Logo O POVO+
A cobertura da mídia em casos de estupro
Foto de Daniela Nogueira
clique para exibir bio do colunista

Jornalista (UFC-CE) e licenciada em Letras (Uece), é doutoranda em Linguística (PPGLin-UFC), mestra em Estudos da Tradução (UFC-CE), especialista em Tradução (Uece) e em Comunicação e Marketing em Mídias Digitais (Estácio). No O POVO, já atuou como ombudsman, editora de Opinião, de Capa e de Economia, além de ter sido repórter de várias editorias. É revisora e tradutora.

A cobertura da mídia em casos de estupro

A mídia expôs o quanto pôde - e o quanto não deveria -, nos últimos dias, o caso da criança de 10 anos, do Espírito Santo, vítima de estupro.
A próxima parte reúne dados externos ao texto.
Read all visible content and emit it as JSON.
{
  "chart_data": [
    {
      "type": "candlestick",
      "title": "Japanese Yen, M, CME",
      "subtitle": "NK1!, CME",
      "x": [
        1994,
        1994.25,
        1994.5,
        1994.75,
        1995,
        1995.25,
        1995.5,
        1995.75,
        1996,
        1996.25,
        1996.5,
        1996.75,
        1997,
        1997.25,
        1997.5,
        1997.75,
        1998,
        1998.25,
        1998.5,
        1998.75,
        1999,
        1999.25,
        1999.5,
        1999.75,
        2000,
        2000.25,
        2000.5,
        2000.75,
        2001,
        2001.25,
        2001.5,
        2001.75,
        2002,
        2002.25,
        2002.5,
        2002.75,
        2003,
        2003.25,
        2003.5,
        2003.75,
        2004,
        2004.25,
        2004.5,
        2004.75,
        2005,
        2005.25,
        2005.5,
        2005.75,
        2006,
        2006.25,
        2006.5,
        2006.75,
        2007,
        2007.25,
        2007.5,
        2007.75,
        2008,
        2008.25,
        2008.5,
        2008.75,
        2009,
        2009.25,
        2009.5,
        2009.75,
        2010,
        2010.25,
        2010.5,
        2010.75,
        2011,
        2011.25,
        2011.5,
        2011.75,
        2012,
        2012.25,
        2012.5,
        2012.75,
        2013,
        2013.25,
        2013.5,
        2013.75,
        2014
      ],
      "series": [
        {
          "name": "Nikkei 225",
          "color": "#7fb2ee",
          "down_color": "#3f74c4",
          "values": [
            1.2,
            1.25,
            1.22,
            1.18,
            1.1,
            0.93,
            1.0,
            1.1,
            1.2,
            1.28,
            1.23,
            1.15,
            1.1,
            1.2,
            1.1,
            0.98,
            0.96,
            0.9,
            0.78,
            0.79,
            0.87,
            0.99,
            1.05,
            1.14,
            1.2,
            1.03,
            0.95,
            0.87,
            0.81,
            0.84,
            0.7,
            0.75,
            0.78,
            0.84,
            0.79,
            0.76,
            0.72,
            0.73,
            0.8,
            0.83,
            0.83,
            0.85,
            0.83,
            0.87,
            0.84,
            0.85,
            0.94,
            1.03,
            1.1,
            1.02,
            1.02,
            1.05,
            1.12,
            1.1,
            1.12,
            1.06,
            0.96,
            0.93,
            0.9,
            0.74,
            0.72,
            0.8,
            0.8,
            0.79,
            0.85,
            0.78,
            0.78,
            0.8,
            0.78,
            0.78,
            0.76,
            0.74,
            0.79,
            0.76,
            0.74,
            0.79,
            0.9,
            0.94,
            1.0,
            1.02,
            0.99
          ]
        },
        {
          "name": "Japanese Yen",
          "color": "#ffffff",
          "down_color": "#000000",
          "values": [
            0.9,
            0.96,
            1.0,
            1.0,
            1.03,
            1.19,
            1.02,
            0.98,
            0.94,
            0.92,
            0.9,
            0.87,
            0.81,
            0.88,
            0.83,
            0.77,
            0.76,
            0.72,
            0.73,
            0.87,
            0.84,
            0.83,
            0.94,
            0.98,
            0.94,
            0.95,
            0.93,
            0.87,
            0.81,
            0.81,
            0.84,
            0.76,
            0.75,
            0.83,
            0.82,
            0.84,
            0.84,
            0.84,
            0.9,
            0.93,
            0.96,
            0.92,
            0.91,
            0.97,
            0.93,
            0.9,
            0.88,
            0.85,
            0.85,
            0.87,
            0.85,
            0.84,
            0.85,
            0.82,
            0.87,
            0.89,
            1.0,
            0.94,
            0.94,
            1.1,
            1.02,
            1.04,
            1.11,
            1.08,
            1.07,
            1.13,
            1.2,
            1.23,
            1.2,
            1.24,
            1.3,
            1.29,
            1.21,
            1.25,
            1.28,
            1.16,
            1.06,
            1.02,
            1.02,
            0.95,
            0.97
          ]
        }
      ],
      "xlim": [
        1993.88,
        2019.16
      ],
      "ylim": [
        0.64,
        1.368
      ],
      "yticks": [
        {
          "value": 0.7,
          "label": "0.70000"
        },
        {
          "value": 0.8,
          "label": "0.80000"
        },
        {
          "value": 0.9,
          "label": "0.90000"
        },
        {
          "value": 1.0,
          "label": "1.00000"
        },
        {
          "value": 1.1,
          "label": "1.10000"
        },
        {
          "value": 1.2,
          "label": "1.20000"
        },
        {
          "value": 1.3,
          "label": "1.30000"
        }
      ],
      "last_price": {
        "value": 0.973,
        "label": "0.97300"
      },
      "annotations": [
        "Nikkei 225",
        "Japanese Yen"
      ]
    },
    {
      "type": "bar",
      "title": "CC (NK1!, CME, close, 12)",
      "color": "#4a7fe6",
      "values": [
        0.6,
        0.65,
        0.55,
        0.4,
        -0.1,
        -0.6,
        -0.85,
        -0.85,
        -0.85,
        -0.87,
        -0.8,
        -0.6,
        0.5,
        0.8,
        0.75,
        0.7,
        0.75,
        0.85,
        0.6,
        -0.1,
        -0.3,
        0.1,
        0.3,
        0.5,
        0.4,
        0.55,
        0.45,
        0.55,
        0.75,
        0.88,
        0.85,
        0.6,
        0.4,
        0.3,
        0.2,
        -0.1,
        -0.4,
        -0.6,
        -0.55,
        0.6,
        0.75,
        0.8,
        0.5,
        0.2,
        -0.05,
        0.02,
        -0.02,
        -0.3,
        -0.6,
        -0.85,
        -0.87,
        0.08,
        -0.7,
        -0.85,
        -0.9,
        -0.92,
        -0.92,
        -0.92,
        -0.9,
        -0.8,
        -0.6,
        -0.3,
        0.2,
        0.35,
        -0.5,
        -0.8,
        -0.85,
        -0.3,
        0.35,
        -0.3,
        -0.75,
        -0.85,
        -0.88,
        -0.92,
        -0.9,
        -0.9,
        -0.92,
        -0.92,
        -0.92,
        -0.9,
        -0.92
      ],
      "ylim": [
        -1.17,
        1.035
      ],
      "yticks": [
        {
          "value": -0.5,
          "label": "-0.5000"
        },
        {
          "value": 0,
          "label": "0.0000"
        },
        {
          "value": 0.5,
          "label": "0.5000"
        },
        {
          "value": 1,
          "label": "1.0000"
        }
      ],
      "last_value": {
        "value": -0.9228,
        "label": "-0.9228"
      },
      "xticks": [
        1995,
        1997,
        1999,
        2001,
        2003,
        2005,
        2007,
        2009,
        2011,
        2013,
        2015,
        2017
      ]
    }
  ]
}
Com as múltiplas violências em que o episódio está envolvo, o fato foi amplamente noticiado, muitas vezes sem a devida preocupação necessária em ocorrências de violência sexual, principalmente com crianças.

A cobertura midiática de situações desse tipo é relevante para que sejam apresentadas e cobradas políticas públicas de enfrentamento à violência, para que sejam mostrados os serviços para denúncia e acolhimento da vítima e para que seja rompido o ciclo da violência.

Não é o que ocorre na maioria das vezes. O que se deveria ver, em notícias de estupro, é a preservação da identidade da vítima. Quando o caso ocorre com crianças e adolescentes, como o da menina do Espírito Santo, o cuidado deve ser muito maior. O Estatuto da Criança e do Adolescente (ECA) existe também para nos orientar quanto à conduta nas matérias.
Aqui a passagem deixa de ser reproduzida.